Questions to Ask Your Oncologist About Immunotherapy Results

When you meet with your oncologist to review how immunotherapy is working, asking specific questions can help you understand your test results and what they mean for your treatment.

You might ask about:

  • Your tumor’s PD‑L1 level and how it influences the likelihood of responding to immunotherapy. For some lung cancers, higher PD‑L1 expression (for example, ≥50%) is associated with higher response rates, sometimes in the range of about 40–45%, depending on the drug and study.
  • The results of your molecular testing (such as EGFR, ALK, and other alterations), and how any identified mutation or biomarker affects your treatment options or the role of immunotherapy in your case.
  • How the expected response rates compare between immunotherapy alone and combination approaches, such as immunotherapy plus chemotherapy.
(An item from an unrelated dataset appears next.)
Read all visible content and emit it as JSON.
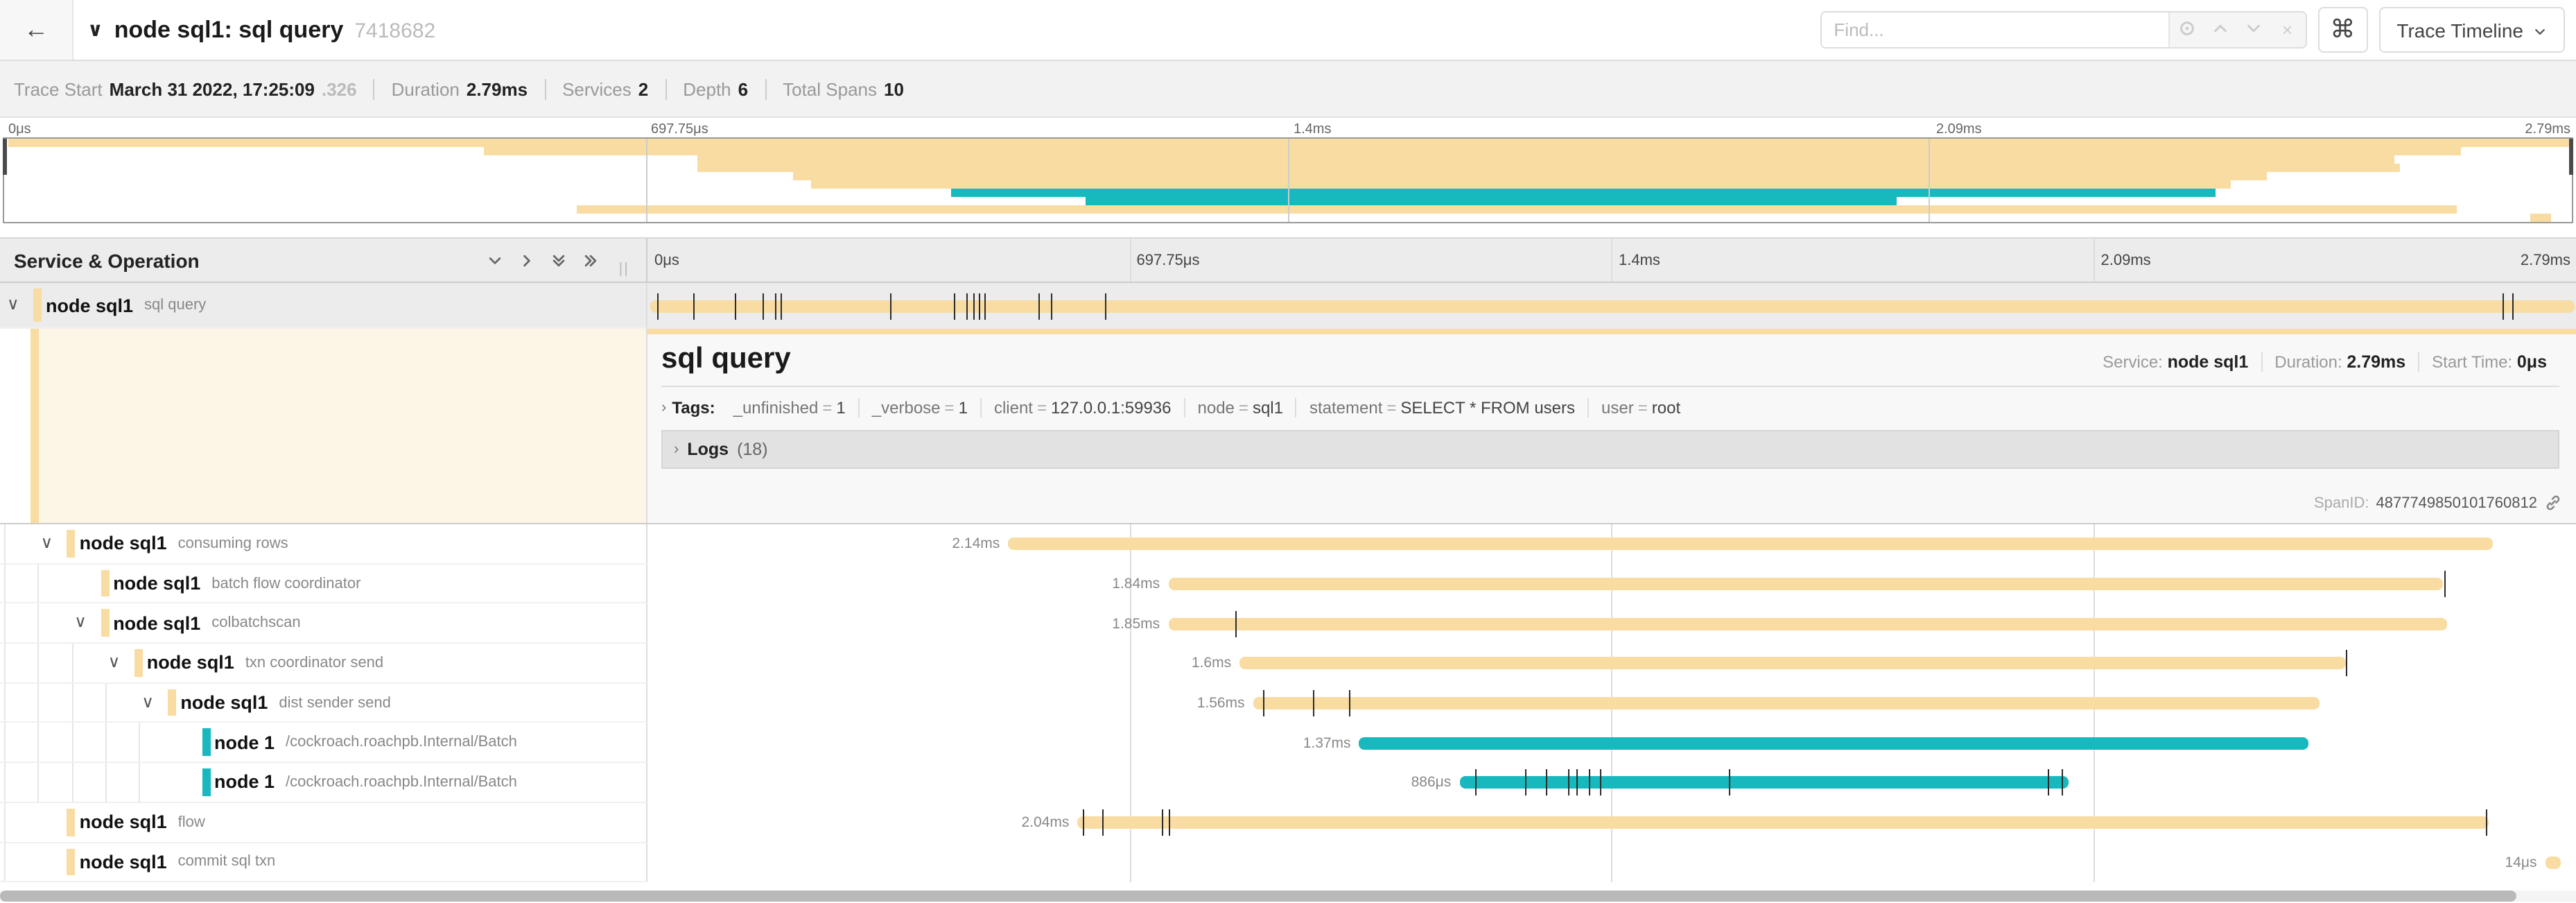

In some settings, combination therapy may show higher response rates (for example, in the range of roughly 45–60%), though this can vary by cancer type, stage, and specific regimen.

It can also be useful to ask about:

  • Your estimated chance of longer‑term disease control and survival (for example, at five years), based on current evidence for your cancer type and treatment.
  • The potential immune‑related side effects that may occur with your regimen.
  • How side effects and disease response will be monitored (blood tests, imaging schedules, symptom tracking) and what the plan is for managing any complications or adjusting treatment if needed.

Conclusion

Immunotherapy isn’t a miracle cure, but it’s changed what’s possible with lung cancer, especially NSCLC. You’re more likely to benefit if your tumor has high PD‑L1 or certain features your oncologist can test for. While only a minority get long‑term control, some responses are remarkably durable. Ask your care team what realistic goals look like for you, how immunotherapy fits with chemo or targeted drugs, and how you’ll monitor benefits and side effects.